This is to be used alongside a hierarchial classifier such as IDTAXA or RDP to assign additional species level matches. This is designed to be a more flexible version of dada2's assignSpecies function
blast_assign_species(
query,
db,
type = "blastn",
identity = 97,
coverage = 95,
evalue = 1e+06,
max_target_seqs = 5,
max_hsp = 5,
ranks = c("Kingdom", "Phylum", "Class", "Order", "Family", "Genus", "Species"),
delim = ";",
args = NULL,
quiet = FALSE,
remove_db_gaps = TRUE
)
(Required) Query sequence. Accepts a DNABin object, DNAStringSet object, Character string, or filepath.
(Required) Reference sequences to conduct search against. Accepts a DNABin object, DNAStringSet object, Character string, or filepath. If DNAbin, DNAStringSet or character string is provided, a temporary fasta file is used to construct BLAST database
(Required) type of search to conduct, default 'blastn'
(Required) Minimum percent identity cutoff. Note that this is calculated using all alignments for each query-subject match.
(Required) Minimum percent query coverage cutoff. Note that this is calculated using all alignments for each query-subject match.
(Required) Minimum expect value (E) for saving hits
(Required) Number of aligned sequences to keep. Even if you are only looking for 1 top hit keep this higher for calculations to perform properly.
(Required) Maximum number of HSPs (alignments) to keep for any single query-subject pair.

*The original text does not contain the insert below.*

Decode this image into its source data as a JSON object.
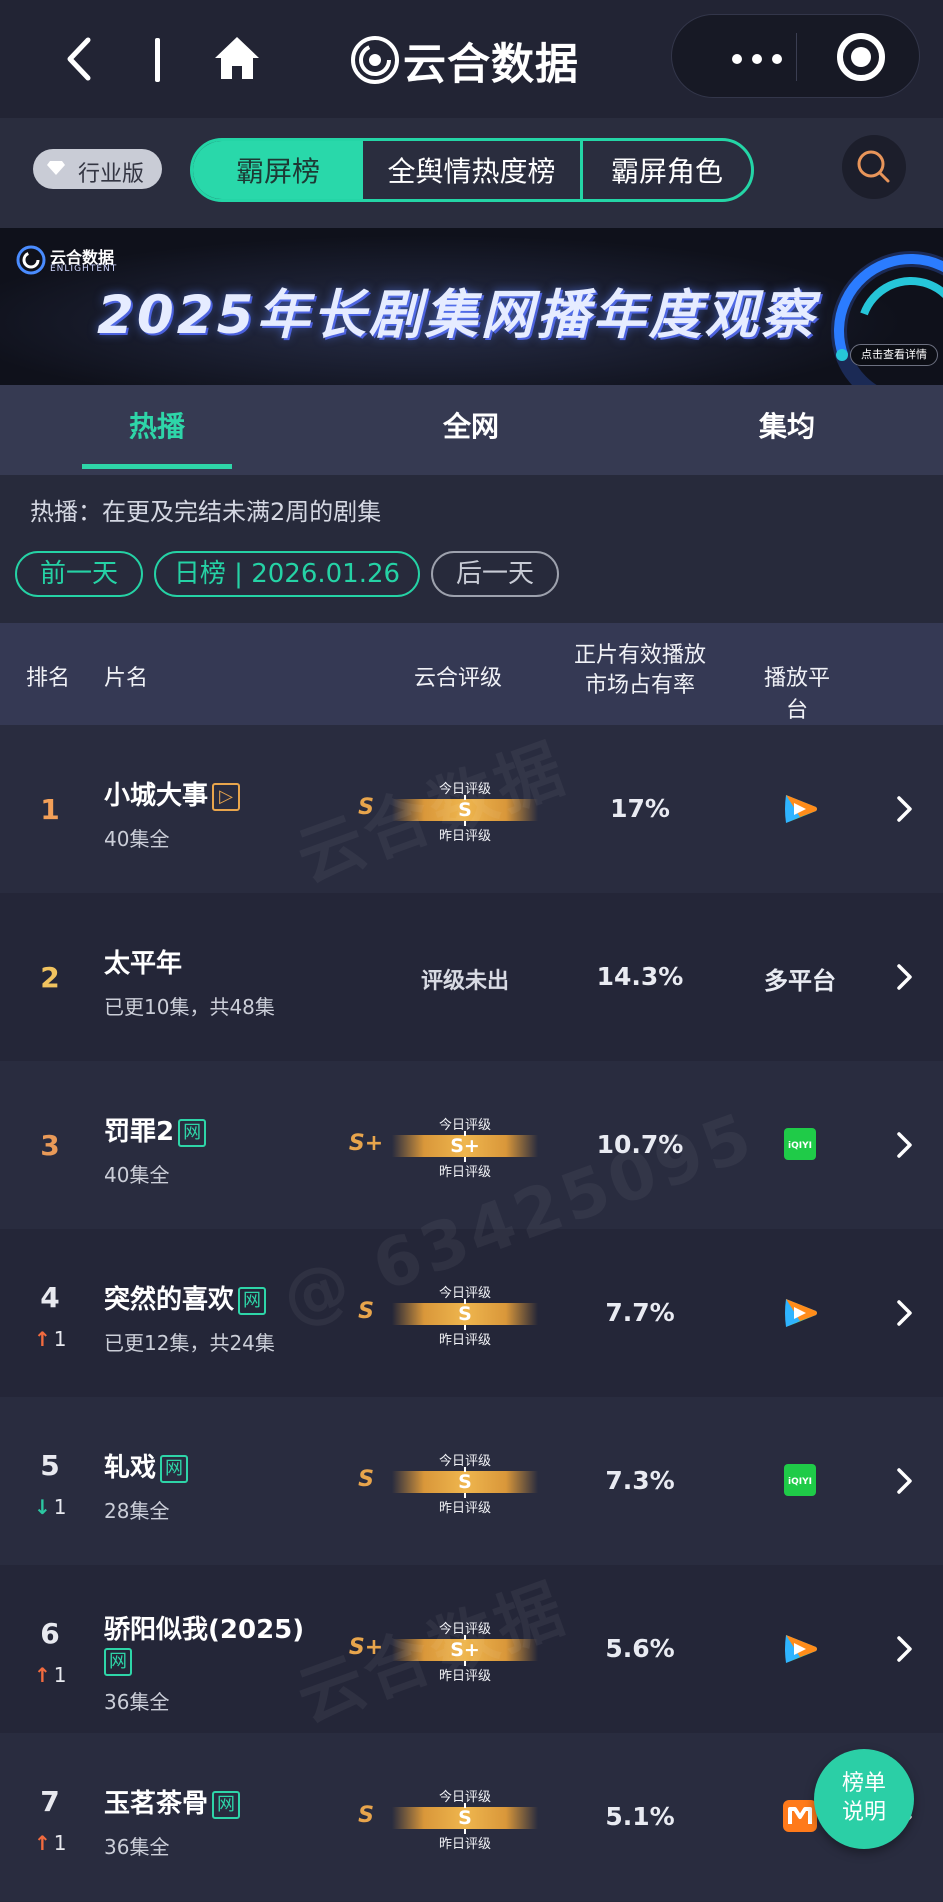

(Required) The taxonomic ranks contained in the fasta headers
(Required) The delimiter between taxonomic ranks in fasta headers
(Optional) Extra arguments passed to BLAST
(Optional) Whether progress should be printed to console, default is FALSE
Whether gaps should be removed from the fasta file used for the database. Note that makeblastdb can fail if there are too many gaps in the sequence.